Corrigenda Are Operations over Operations
Not editorial notes. Higher-order legal-state operations.
A corrigendum (oikaisuilmoitus in Finnish) is a published correction to an enacted text. Most legal information systems treat corrigenda as editorial annotations — purple text, footnotes, or silent corrections applied by consolidation editors.
They are more than that. A corrigendum is a higher-order operation: an operation that modifies a prior amendment operation, not just the base statute text.
Why this matters
Consider an amendment A that changes section 12 of a statute. A corrigendum C is published correcting the text of amendment A. The question is: what is the correct state of section 12?
If you model corrigenda as flat editorial corrections to the consolidated text, you get the right answer for "what does the text say now?" but you lose:
- The provenance chain — which version of the amendment instruction produced the current text
- The temporal semantics — the corrigendum was published at time T₂, but may correct an amendment published at T₁. Whether the correction is retroactive, prospective, or merely evidential depends on the jurisdiction and correction type.
- The composition — if another amendment B was applied between T₁ and T₂, and B was based on reading the uncorrected text of A, the interaction is invisible in a flat model.
In a compiler model, a corrigendum is: C : A → A', where A is the original amendment and A' is the corrected amendment. The replay engine then applies A' instead of A, producing different state from the same source chain.
Bitemporal consequences
Corrigenda create bitemporal situations:
- Transaction time — when the corrigendum was published
- Valid time — the point in legal history it retroactively corrects
Before the corrigendum, the observable publication surface is the state produced by A. After the corrigendum, the system may need to expose both the original publication-time state and the corrected legal/evidential state. The exact legal consequence is not universal; it must be classified by source regime and correction type.
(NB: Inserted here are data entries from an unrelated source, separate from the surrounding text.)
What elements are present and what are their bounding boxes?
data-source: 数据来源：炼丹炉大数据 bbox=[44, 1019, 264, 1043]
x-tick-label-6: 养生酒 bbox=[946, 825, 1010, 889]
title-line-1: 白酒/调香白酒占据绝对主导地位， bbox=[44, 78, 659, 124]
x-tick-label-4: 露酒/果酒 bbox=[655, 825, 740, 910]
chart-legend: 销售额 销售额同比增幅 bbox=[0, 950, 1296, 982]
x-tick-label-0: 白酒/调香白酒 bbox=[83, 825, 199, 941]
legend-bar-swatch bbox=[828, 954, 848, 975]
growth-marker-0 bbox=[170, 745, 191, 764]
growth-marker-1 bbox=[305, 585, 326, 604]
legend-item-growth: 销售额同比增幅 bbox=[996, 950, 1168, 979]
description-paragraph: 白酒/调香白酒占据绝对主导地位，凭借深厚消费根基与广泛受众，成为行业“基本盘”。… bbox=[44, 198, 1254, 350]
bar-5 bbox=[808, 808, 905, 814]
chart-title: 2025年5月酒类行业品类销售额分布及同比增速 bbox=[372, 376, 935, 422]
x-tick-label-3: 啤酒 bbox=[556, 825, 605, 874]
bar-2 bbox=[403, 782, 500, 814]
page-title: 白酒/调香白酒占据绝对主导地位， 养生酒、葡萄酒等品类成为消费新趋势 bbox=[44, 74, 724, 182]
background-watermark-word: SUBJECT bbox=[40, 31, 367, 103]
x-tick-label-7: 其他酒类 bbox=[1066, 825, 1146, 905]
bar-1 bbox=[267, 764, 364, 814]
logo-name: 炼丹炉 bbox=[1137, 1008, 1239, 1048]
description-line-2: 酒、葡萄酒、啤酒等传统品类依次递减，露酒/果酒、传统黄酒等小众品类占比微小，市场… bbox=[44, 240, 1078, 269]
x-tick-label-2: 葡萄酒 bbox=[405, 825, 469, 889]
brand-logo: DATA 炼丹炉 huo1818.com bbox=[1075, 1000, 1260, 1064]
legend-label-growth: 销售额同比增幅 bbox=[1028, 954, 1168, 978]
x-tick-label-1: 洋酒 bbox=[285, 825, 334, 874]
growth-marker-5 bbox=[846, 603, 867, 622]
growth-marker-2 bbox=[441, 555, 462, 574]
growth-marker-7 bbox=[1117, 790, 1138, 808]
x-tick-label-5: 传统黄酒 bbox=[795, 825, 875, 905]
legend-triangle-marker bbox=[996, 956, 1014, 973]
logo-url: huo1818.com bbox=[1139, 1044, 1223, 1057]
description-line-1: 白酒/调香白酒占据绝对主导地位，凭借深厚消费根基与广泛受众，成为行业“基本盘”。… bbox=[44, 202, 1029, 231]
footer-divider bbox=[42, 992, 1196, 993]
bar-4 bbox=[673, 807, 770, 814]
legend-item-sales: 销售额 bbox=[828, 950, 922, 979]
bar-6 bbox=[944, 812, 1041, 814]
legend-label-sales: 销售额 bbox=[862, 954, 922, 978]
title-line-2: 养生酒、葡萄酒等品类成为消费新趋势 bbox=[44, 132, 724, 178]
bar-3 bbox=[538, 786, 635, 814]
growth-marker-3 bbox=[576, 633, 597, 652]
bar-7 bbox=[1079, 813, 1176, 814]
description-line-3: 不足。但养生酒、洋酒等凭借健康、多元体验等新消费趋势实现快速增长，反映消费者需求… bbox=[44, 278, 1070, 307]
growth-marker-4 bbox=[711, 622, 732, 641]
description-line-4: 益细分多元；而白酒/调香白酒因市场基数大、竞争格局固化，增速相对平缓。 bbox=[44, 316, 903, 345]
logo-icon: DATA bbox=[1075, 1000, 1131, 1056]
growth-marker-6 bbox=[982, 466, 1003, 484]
A flat consolidation system can only show the current corrected state. A replay compiler can show both: the state before correction (for historical queries) and the state after correction (for current queries).
The Finnish corpus
LawVM's Finnish source corpus contains 471 corrigendum entries affecting 180 statutes. These are oikaisuilmoitukset published in Säädöskokoelma — official correction notices.
Finlex's treatment of corrigenda is architecturally interesting: correction notices are published as unstructured PDFs, not as machine-readable XML. The corrected text appears in the consolidated view, but the correction operation itself bypasses the machine-readable publication pipeline entirely. This means:
- The enacted XML contains the uncorrected text
- The consolidated view shows the corrected text
- No machine-readable artifact records the mapping between them
LawVM extracts corrigendum operations from Säädöskokoelma source and applies them as explicit patches to the amendment instruction chain. In the Finnish corpus, corrigendum handling creates a distinct class of replay-vs-Finlex divergences where the source correction layer must be adjudicated explicitly rather than hidden as editorial cleanup.
The paradox
LawVM without corrigendum patches may match Finlex better on the similarity metric, while LawVM with corrigendum patches may better reflect a correction source. That can score worse against Finlex, because the benchmark measures Finlex agreement, not legal correctness.
This is a concrete example of why a single similarity score is misleading. The system that agrees more with the oracle is not always the system that is more correct. The residual taxonomy exists to make this distinction visible.